Arles is a town in the Provence region of southern France most famous for its rich Roman history and Vincent Van Gogh. The city boasts 300 days of sunlight, a magical, golden yellow sunlight radiates on the pastel colored buildings.
In the morning, we took the train from Marseilles to Arles, and stayed until sunset. It was the perfect amount of time to leisurely see everything by foot. I wore a white dress with lace (similar here and here), sunglasses (similar here), and brown sandals (sold out, similar here and here). It was the perfect choice of outfit, and I even received a compliment from a French woman on my dress!
While the town is small, there is plenty to do! You can find a variety of ideas below.

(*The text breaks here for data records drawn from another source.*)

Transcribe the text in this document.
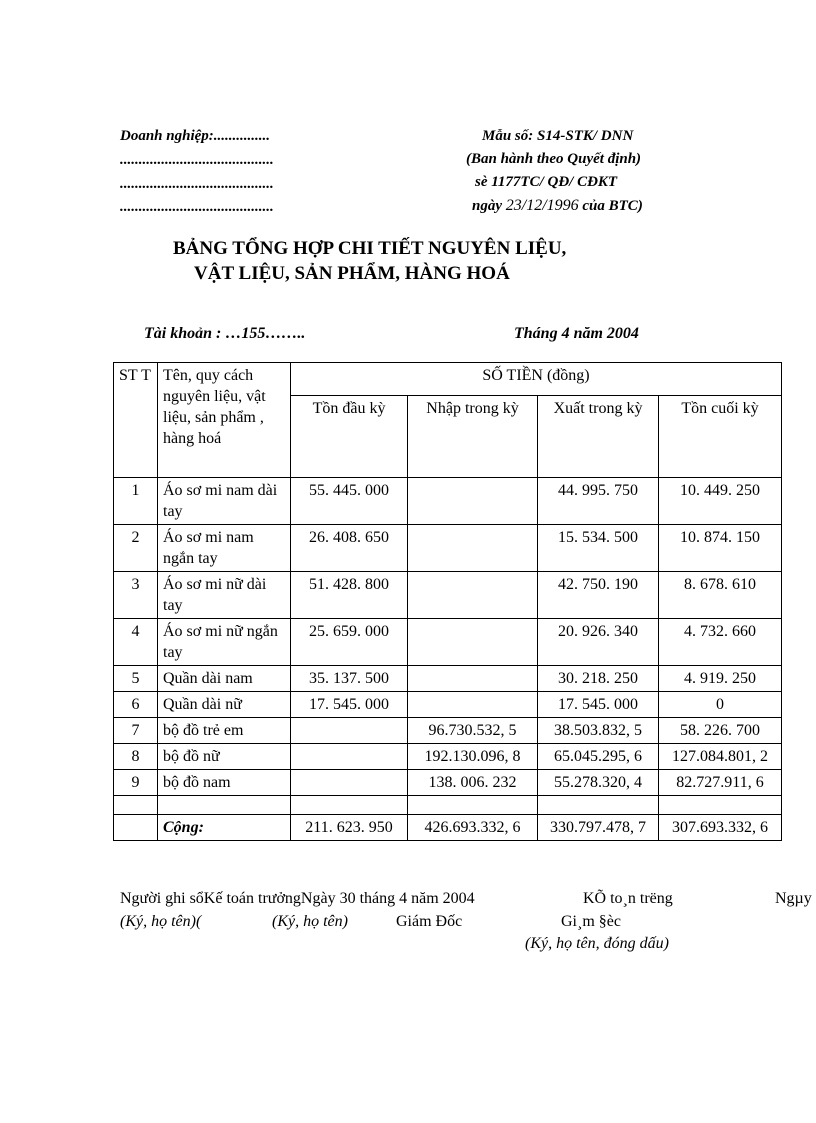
Doanh nghiệp:...............
.........................................
.........................................
.........................................
Mẫu số: S14-STK/ DNN
(Ban hành theo Quyết định)
sè 1177TC/ QĐ/ CĐKT
ngày 23/12/1996 của BTC)
BẢNG TỔNG HỢP CHI TIẾT NGUYÊN LIỆU,
VẬT LIỆU, SẢN PHẨM, HÀNG HOÁ
Tài khoản : …155……..	Tháng 4 năm 2004
ST T	Tên, quy cách nguyên liệu, vật liệu, sản phẩm , hàng hoá	SỐ TIỀN (đồng)			
		Tồn đầu kỳ	Nhập trong kỳ	Xuất trong kỳ	Tồn cuối kỳ
1	Áo sơ mi nam dài tay	55. 445. 000		44. 995. 750	10. 449. 250
2	Áo sơ mi nam ngắn tay	26. 408. 650		15. 534. 500	10. 874. 150
3	Áo sơ mi nữ dài tay	51. 428. 800		42. 750. 190	8. 678. 610
4	Áo sơ mi nữ ngắn tay	25. 659. 000		20. 926. 340	4. 732. 660
5	Quần dài nam	35. 137. 500		30. 218. 250	4. 919. 250
6	Quần dài nữ	17. 545. 000		17. 545. 000	0
7	bộ đồ trẻ em		96.730.532, 5	38.503.832, 5	58. 226. 700
8	bộ đồ nữ		192.130.096, 8	65.045.295, 6	127.084.801, 2
9	bộ đồ nam		138. 006. 232	55.278.320, 4	82.727.911, 6

	Cộng:	211. 623. 950	426.693.332, 6	330.797.478, 7	307.693.332, 6
Người ghi sổKế toán trưởngNgày 30 tháng 4 năm 2004	KÕ to¸n trëng	Ngµy
(Ký, họ tên)(	(Ký, họ tên)	Giám Đốc	Gi¸m §èc
(Ký, họ tên, đóng dấu)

During Roman times, Arles was a thriving Roman city for almost 400 years. The amphitheater was built to hold 20,000 people and used for gladiators and chariot racing, much like the Colosseum, in Rome! Today, the theater is in disarray – only two columns are still standing, but it is still used for events like festivals and bull fights.
Saturday morning market
The market is held on Saturday mornings and stretches two kilometers of Boulevard des Lices. This is the perfect place to stock up on French goodies – from goat’s milk to sausage and fresh strawberries. You may even find some vintage furniture to take home!
If you happen to be in Arles on another day, or you arrive too late in the day, a leisurely stroll through the town is a perfect alternative. On our stroll, we stumbled across lavender stores, cute cafes, sun bathing cats, and a plant nursery. You may even find yourself picking up a few baguettes along the way!
Place du Forum
The Place du Forum is most famous from Van Gogh’s”Café Terrace at Night.” That being said, it’s worth visiting for many other reasons, too. During Roman times, the forum was the center of social, political, and religious life. Today, it is a lovely shaded square, perfect for sitting outside at a cafe and having a sip of coffee or wine at one of the many restaurants inside.
Van Gogh Walk
When you visit Arles, you will, no doubt, pass many historical sites like churches and ruins. But there’s one other element that will follow you everywhere on your visit: Vincent van Gogh.
I am a huge fan of this Dutch painter, so naturally, I had to participate in the Van Gogh Walk. This walking tour is mapped out on little easels throughout the town. Each point is one of the many sites where this troubled artist painted, had a drink, or people watched. It’s like a treasure hunt, really.
Espace Van Gogh
Along the walk, you will come across the Espace Van Gogh, the hospital where Van Gogh went after cutting off his ear. Here, he painted around 300 works of art. Entrance is free, and courtyard is definitely worth a visit.
Foundation Van Gogh
The Foundation Van Gogh is a recent addition to the city and is held in a restored 15th-century hotel near the Place du Forum. We found that many places close much earlier in the day than compared to Italy. Unfortunately, Foundation Van Gogh is one of them. I would have loved to go, so make sure to go early in the day!
Cafe Van Gogh
One of the many cafes in Place du Forum is famous because Van Gogh painted “Café Terrace at Night” here in September of 1888. Though it may seem like a surreal experience to have a meal here, today it is more of a tourist trap. I suggest going to any other place in the square, really.
Starry Night Viewpoint
Almost a direct walk from the train station, the Rhone river greeted us on our way into the town. It was here that Van Gogh painted the Starry Night on the Rhone in 1888. My boyfriend and I found it so peaceful and magical to simply sit on the bank of the river here and try to picture the red haired, sunflower loving man painting on a nearby bench.
Sunset on the Rhone
If you only see the Rhone during the day, you are missing out on its magic! Make sure to return in the evening for an oh-so-romantic scene, just as Van Gogh painted in Starry Night on the Rhone.
Most of all, if you go to Arles, make sure you give yourself enough time to take it slow. The sleepiness of the town practically requires it. Plus, there are so many tiny gems you are bound to miss if you rush.